Dom explained: “Early research suggests there’s actually a magnesium deficiency that can cause restless leg syndrome.
“Researchers believe magnesium can make it easier to relax due to the regulation of neurotransmitters in the brain.
“Another reason they think it helps to block calcium and regulate nerves and muscles so if you have a magnesium deficiency it may allow excess calcium to trigger muscle contractions, getting them firing when you don’t really want them too. This can affect your sleep.”
When it comes to choosing a magnesium supplement there are multiple types to be found in health stores and online.
However, Dom warned that the cheapest and most widely found type – magnesium oxide – could have an unpleasant side effect.
He said: “It has quite a low bioavailability so the body doesn’t absorb it very well – studies suggest it’s as low as five percent.

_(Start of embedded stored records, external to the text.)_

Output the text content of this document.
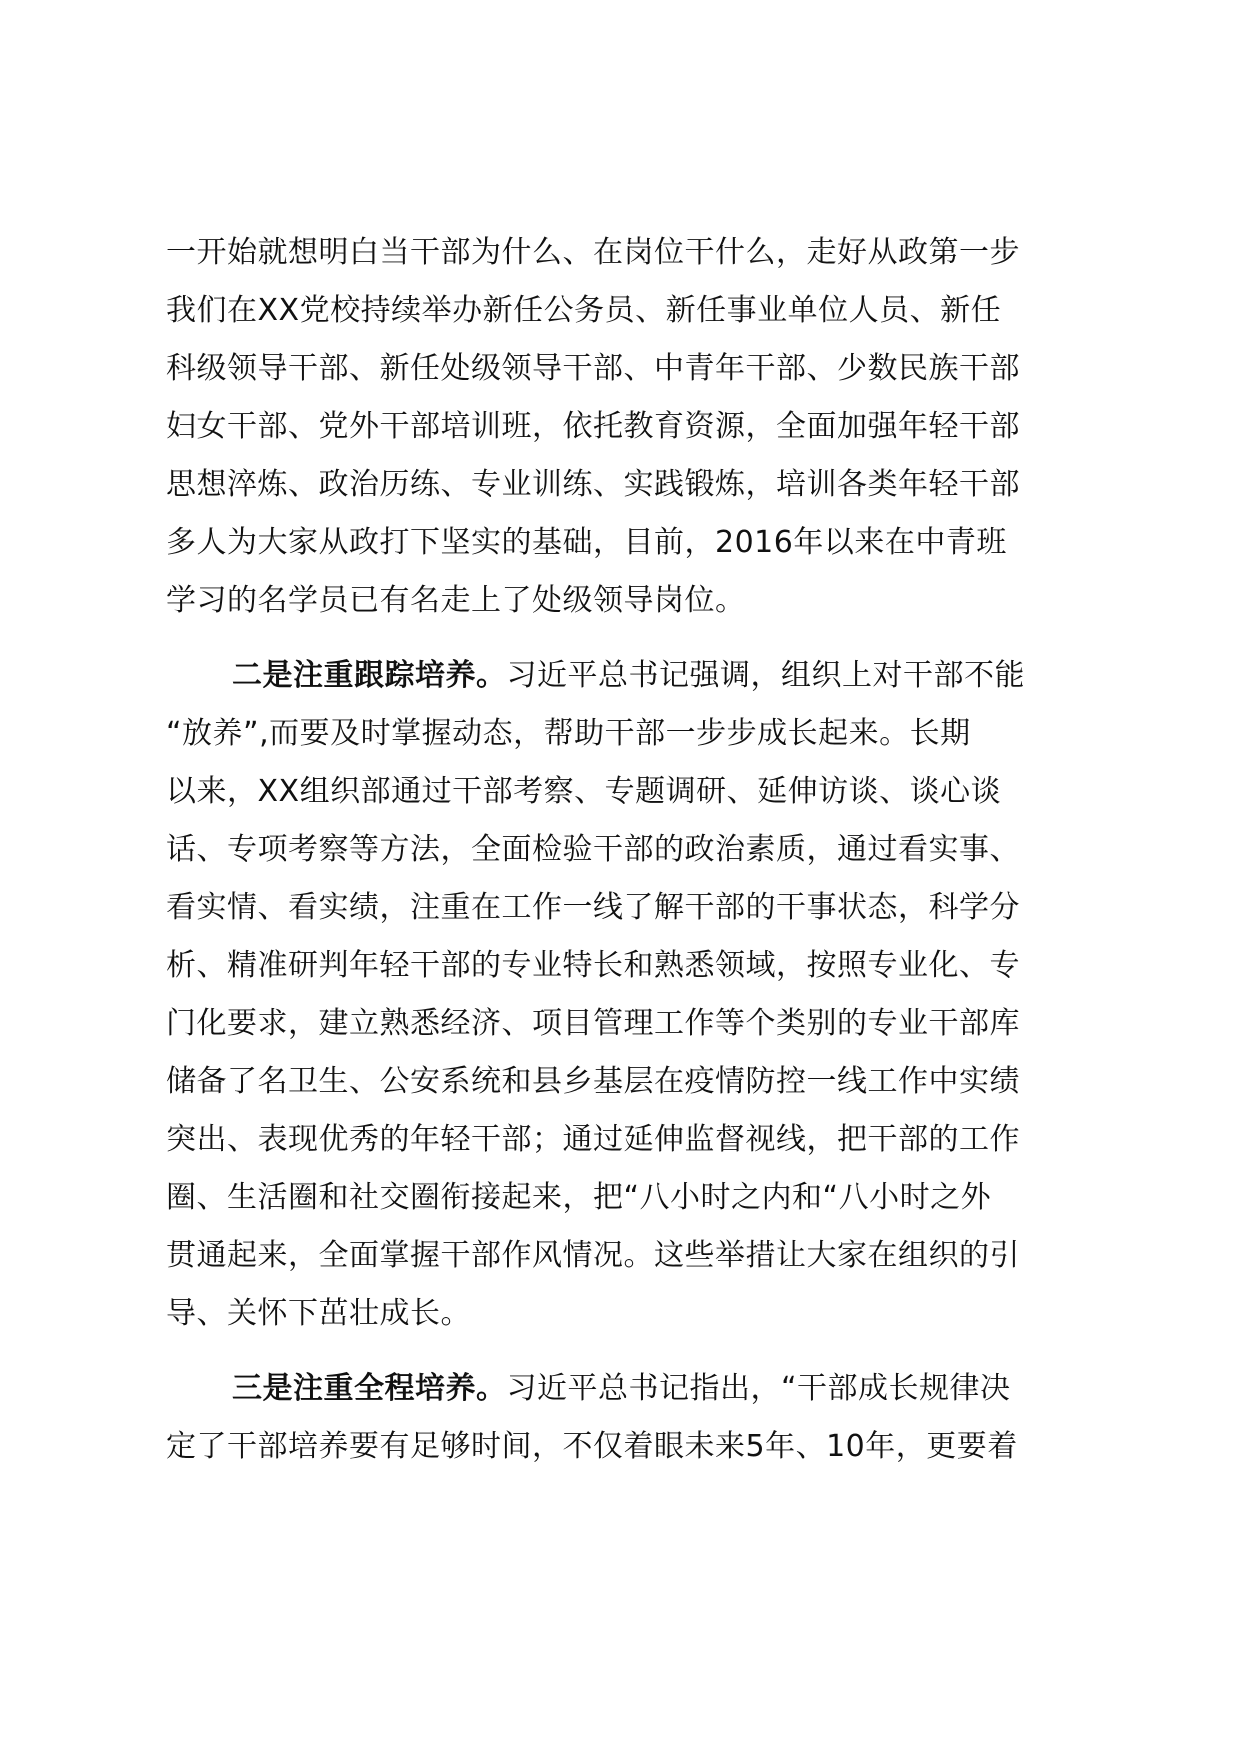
一开始就想明白当干部为什么、在岗位干什么，走好从政第一步
我们在XX党校持续举办新任公务员、新任事业单位人员、新任
科级领导干部、新任处级领导干部、中青年干部、少数民族干部
妇女干部、党外干部培训班，依托教育资源，全面加强年轻干部
思想淬炼、政治历练、专业训练、实践锻炼，培训各类年轻干部
多人为大家从政打下坚实的基础，目前，2016年以来在中青班
学习的名学员已有名走上了处级领导岗位。

二是注重跟踪培养。习近平总书记强调，组织上对干部不能
“放养”,而要及时掌握动态，帮助干部一步步成长起来。长期
以来，XX组织部通过干部考察、专题调研、延伸访谈、谈心谈
话、专项考察等方法，全面检验干部的政治素质，通过看实事、
看实情、看实绩，注重在工作一线了解干部的干事状态，科学分
析、精准研判年轻干部的专业特长和熟悉领域，按照专业化、专
门化要求，建立熟悉经济、项目管理工作等个类别的专业干部库
储备了名卫生、公安系统和县乡基层在疫情防控一线工作中实绩
突出、表现优秀的年轻干部；通过延伸监督视线，把干部的工作
圈、生活圈和社交圈衔接起来，把“八小时之内和“八小时之外
贯通起来，全面掌握干部作风情况。这些举措让大家在组织的引
导、关怀下茁壮成长。

三是注重全程培养。习近平总书记指出，“干部成长规律决
定了干部培养要有足够时间，不仅着眼未来5年、10年，更要着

“Really what it’s used for is a laxative. It helps to draw in water into the bowels so if you’re trying to get anti-anxiety or relief from restless legs, using magnesium oxide probably isn’t your first choice, but it’s so widely available you might pick it up without realising.

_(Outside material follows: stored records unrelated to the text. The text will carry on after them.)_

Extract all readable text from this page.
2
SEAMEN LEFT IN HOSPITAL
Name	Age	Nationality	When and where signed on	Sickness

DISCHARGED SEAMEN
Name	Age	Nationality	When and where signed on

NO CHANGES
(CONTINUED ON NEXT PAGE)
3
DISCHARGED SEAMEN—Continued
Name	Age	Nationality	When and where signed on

“The excess can draw in water and cause osmotic diarrhoea or lose the rest through urine – so it’s not really the best magnesium source to use.”
He recommended the use of magnesium glycinate as a more effective remedy for anxiety and other issues.
“If you’re looking for anxiety reduction with more of a calming effect, we prefer a magnesium glycinate compound – it’s the same magnesium but bound with an amino acid called glycine,” Dom commented.
“Glycine works well as a neurotransmitter to promote feelings of calm in the body and that can work in synergy with the magnesium.
“Additionally the magnesium becomes more bioavailable when paired with glycine because it makes the molecule more stable, more soluble and absorbable by the body.
“Studies also show the glycine form can lower the pH of intestines, which allows slightly greater absorbability.”
However, he advised initially trying to up your magnesium intake through food including:
- Leafy greens, such as spinach
- Seeds and grains
- Cashew nuts and almonds.
He added: “Always talk to your GP or a health advisor first if you do think you need supplements.”